Here is some background that you may be able to appreciate…

In the early 1960s, the AMA created the “Committee on Quackery,” its written goal to contain and eliminate the Chiropractic profession.  The AMA told their members it was unethical to associate with Chiropractors in any way, from accepting a patient referral to teaching in a Chiropractic college.

How could Chiropractors learn pathology, the study of disease, for example, if pathologists (who are medical doctors) could not teach them?  Other measures would have to suffice; meanwhile at the Canadian Chiropractic school, a team of four leading pathologists were teaching the Chiropractic students.

In 1975, an anonymous individual claiming to be a disgruntled AMA staff member leaked internal documents about the AMA’s crusade to destroy the Chiropractic industry.  The press called the informant “Sore Throat.”

In 1977, an antitrust lawsuit (Wilk et al v. AMA et al, No.90-542, October 1990) was filed by five Chiropractors, including Chester Wilk, D.C., from Chicago and Michael D. Pedigo, D.C. from San Leandro, CA.  The lawsuit did not seek monetary damages, but challenged the refusal of medical doctors to aknowledge Chiropractors as healthcare professionals.

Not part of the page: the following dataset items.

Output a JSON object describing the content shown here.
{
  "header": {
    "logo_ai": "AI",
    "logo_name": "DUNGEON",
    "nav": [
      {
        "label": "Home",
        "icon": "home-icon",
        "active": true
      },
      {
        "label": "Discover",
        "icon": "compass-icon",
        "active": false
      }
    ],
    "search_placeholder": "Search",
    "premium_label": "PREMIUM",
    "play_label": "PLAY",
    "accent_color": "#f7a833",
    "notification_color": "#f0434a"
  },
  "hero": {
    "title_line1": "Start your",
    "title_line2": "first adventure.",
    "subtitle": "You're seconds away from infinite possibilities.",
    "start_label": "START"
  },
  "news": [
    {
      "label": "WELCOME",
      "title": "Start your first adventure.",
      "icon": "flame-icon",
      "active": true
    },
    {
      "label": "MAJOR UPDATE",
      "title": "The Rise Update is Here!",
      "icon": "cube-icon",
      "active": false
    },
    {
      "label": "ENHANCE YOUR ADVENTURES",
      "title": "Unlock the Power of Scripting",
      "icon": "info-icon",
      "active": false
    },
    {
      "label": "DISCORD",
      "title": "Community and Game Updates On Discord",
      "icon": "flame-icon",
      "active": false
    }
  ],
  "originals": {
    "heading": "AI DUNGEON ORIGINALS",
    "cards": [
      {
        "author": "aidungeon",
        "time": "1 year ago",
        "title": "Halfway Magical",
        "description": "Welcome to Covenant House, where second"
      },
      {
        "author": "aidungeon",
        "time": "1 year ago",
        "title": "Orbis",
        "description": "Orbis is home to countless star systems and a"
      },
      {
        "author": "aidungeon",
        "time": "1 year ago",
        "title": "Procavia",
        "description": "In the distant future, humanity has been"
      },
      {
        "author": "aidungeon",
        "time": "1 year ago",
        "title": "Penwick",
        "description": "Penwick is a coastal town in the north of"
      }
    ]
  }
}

In 1987, a judge issued a permanent injunction against the AMA and ruled that the AMA had engaged in a “lengthy, systematic, successful and unlawful boycott.”  During the proceedings, it was shown that the AMA attempted to:

  * Undermine Chiropractic schools
  * Undercut insurance programs for Chiropractic patients
  * Conceal evidence of the effectiveness of Chiropractic care
  * Subvert government inquiries into the effectiveness of Chiropractic
  * Promote other activities that would control the monopoly that the AMA had on health care

The AMA had offered a patient care defense; they were working in the patient’s best interest.  However, data from Workers’ Compensation Bureau studies served to validate Chiropractic care. Specifically, studies comparing Chiropractic and medical care showed that Chiropractors were “twice as effective as medical physicians, for comparable injuries, in returning injured workers to work at every level of injury severity.”

In 1990, the Court of Appeals also found the AMA guilty.

For the original questioner in this thread- I hope this goes a long way to explain the kneejerk reaction some have to chiropractic.  They’re vestiges, or still active pieces of this AMA boycott.

THis is not mentioned in text I pasted in, but when the Supreme Court tried to talk to the chair of the Quackery Committee (who was not cooperative)- one of his responses to the quality of education question was that the profs at these schools were minorities, not good enough to teach at regular medical schools.  Boy, our clinical microbiology professor visibly almost blew out an artery when telling us this story.